I haven't really thought out my own explanation for people's commitment to [creationism], but I suppose there is a complicated combination of notions involved. The first I'd name is [pro]-supernaturalism, which is quite honestly held, and [fundamentalism]. ... I think [fundamentalism] is the preponderant philosophical mindset underlying [attacks on] evolution... . Then I'd add a collection of bits of evidence that are taken to be definitive, concerning how ideas of the flood were originally historically [supported], for instance, plus the [im]plausibilities found in Darwinism, and add to all that the ability to rationalize most data into fitting into the theory. And cap it all with a complete lack of motivation to question anything connected with the [creationism]. Ordinary fallible human intellect in other words. No intent to deceive.
"Fundamentalism" is too general, but believing the Bible is the predominant basis of creationism in this country and of anti-evolutionism. I don't think supernaturalism can be isolated in this context as it can in the atheist context. We are supernaturalists because we are Bible believers, but anti-supernaturalists acquired that position supposedly from science.
The history of flood explanations is definitely NOT a factor in current creationism. Few are aware of the history for starters, and the early notions about what constituted evidence for the flood were too unsophisticated to be taken seriously now by anyone.

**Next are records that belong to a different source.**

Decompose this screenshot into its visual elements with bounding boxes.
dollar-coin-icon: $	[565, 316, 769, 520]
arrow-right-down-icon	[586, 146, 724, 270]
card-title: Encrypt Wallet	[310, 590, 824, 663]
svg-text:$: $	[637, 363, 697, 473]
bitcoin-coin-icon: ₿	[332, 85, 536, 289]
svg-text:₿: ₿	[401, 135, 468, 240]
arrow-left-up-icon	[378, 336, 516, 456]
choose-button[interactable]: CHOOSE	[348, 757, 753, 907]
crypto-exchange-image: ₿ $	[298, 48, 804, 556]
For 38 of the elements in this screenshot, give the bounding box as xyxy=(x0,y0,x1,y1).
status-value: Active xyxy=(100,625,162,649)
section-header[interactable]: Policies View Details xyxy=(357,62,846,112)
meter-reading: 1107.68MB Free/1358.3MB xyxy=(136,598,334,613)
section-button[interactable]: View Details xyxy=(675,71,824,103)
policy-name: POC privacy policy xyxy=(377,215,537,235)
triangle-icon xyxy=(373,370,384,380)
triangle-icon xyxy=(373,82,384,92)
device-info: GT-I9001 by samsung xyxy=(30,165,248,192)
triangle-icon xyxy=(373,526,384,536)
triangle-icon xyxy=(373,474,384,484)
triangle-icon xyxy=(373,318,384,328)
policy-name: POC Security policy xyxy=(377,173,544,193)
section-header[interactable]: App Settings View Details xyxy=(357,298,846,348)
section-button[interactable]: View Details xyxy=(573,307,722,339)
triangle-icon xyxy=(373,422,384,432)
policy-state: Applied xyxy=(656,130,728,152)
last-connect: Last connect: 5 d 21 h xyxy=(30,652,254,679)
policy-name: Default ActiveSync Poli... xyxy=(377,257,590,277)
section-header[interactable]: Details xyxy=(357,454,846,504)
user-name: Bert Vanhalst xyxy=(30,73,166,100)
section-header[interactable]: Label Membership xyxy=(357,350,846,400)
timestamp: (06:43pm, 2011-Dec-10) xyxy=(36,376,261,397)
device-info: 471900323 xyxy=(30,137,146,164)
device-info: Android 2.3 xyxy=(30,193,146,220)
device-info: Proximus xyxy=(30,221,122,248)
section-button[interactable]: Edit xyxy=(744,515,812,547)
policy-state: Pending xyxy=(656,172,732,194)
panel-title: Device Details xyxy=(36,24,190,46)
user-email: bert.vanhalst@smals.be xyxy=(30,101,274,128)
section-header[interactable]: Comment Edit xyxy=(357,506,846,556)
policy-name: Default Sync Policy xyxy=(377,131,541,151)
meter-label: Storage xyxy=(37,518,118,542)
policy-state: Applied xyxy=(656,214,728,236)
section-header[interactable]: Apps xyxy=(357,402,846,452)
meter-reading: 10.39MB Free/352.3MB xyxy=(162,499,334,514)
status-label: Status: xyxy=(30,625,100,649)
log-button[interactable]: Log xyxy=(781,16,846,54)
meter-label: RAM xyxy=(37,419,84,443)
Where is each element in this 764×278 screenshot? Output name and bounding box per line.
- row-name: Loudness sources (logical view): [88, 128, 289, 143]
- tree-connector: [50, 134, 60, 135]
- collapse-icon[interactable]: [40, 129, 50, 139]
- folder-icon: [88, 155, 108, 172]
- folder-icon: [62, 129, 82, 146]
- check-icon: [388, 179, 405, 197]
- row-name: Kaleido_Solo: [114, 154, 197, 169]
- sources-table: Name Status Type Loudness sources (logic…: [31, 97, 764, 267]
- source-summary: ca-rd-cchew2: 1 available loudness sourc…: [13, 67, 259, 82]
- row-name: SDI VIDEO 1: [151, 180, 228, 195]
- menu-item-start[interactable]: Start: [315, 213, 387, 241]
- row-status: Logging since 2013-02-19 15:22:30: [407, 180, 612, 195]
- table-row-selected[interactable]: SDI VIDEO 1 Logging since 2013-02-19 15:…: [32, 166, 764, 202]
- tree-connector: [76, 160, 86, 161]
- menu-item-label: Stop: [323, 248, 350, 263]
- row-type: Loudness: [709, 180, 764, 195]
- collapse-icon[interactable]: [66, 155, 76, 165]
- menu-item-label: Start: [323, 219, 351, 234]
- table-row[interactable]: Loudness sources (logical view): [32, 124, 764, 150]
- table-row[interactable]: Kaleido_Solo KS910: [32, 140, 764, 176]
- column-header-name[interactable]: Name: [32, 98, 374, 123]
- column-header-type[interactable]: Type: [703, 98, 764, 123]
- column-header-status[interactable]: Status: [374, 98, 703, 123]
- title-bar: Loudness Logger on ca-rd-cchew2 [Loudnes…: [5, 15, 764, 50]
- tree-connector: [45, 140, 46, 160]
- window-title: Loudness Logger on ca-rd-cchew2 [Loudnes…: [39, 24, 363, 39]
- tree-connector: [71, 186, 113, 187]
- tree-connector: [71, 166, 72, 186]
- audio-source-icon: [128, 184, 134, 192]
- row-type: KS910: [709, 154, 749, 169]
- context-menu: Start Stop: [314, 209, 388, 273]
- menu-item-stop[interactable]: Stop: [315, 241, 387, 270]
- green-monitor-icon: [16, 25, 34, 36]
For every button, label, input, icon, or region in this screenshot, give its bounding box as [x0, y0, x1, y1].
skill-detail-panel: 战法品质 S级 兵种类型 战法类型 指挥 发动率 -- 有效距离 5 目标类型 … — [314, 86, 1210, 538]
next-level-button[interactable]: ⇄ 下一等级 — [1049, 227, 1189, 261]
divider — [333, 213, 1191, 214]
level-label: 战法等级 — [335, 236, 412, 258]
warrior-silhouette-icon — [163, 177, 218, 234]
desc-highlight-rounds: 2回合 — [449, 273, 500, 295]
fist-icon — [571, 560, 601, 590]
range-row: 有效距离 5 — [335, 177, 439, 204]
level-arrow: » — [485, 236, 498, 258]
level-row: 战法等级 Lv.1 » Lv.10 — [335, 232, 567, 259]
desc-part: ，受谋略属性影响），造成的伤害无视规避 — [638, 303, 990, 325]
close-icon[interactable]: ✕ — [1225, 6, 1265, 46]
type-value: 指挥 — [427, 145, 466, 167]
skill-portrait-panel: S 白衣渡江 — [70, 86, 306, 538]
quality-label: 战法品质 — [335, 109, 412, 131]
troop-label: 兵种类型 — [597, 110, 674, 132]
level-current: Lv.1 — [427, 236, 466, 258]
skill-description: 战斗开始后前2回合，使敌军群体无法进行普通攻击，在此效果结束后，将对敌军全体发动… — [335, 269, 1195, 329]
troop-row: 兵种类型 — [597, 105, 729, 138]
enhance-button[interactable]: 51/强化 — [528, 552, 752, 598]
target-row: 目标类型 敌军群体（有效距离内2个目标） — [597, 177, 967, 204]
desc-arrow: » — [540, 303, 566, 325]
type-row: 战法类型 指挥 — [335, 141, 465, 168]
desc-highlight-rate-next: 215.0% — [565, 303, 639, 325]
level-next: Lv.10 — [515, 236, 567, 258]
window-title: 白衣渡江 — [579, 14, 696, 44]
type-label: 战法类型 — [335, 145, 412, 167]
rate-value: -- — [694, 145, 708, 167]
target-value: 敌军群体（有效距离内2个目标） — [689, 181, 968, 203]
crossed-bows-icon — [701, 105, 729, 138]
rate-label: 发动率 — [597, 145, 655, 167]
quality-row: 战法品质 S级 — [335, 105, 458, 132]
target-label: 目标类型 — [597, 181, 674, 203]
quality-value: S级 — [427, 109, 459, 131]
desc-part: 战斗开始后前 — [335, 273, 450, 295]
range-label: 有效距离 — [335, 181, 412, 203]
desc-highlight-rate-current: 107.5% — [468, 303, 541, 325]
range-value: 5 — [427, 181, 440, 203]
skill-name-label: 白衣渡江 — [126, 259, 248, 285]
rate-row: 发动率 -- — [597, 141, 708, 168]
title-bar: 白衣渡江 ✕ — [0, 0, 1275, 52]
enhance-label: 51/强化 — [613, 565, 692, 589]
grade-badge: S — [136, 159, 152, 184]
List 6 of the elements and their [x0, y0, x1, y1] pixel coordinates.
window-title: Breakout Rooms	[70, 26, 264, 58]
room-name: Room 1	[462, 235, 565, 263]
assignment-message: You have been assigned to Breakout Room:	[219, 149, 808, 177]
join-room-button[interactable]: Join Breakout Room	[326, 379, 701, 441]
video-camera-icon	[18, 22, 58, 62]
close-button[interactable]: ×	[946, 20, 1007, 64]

In fact, the evolutionist arguments against the flood on the basis of the early notions being overturned don't hold water for this very reason. The flood arguments were indefensible then and they are indefensible now. We have better understanding of what constitutes evidence for the flood now.
I'd say that the implausibilities in Darwinism do play a part in creationist thinking in general. I was already very put out at the treating of mere imaginative scenarios as evidence for evolution that I kept encountering well before I became a Christian. I'd try to track down support for evolution and the trail would just vanish after a point. I'd raise questions that evolutionists would only answer with "You have to assume a lot more time" as if time would make up for a sheer impossibility.
As for rationalizing the data into creationist theory, this is what we try to do, but it isn't easy and the evos have a big head start.
And yes, we have a lack of motivation, and probably let it affect our arguments too much, but we also have good reason for our lack of motivation in the knowledge that the Bible was given by God Himself, whereas evos have no excuse because they claim to be neutral and committed to truth no matter where it leads.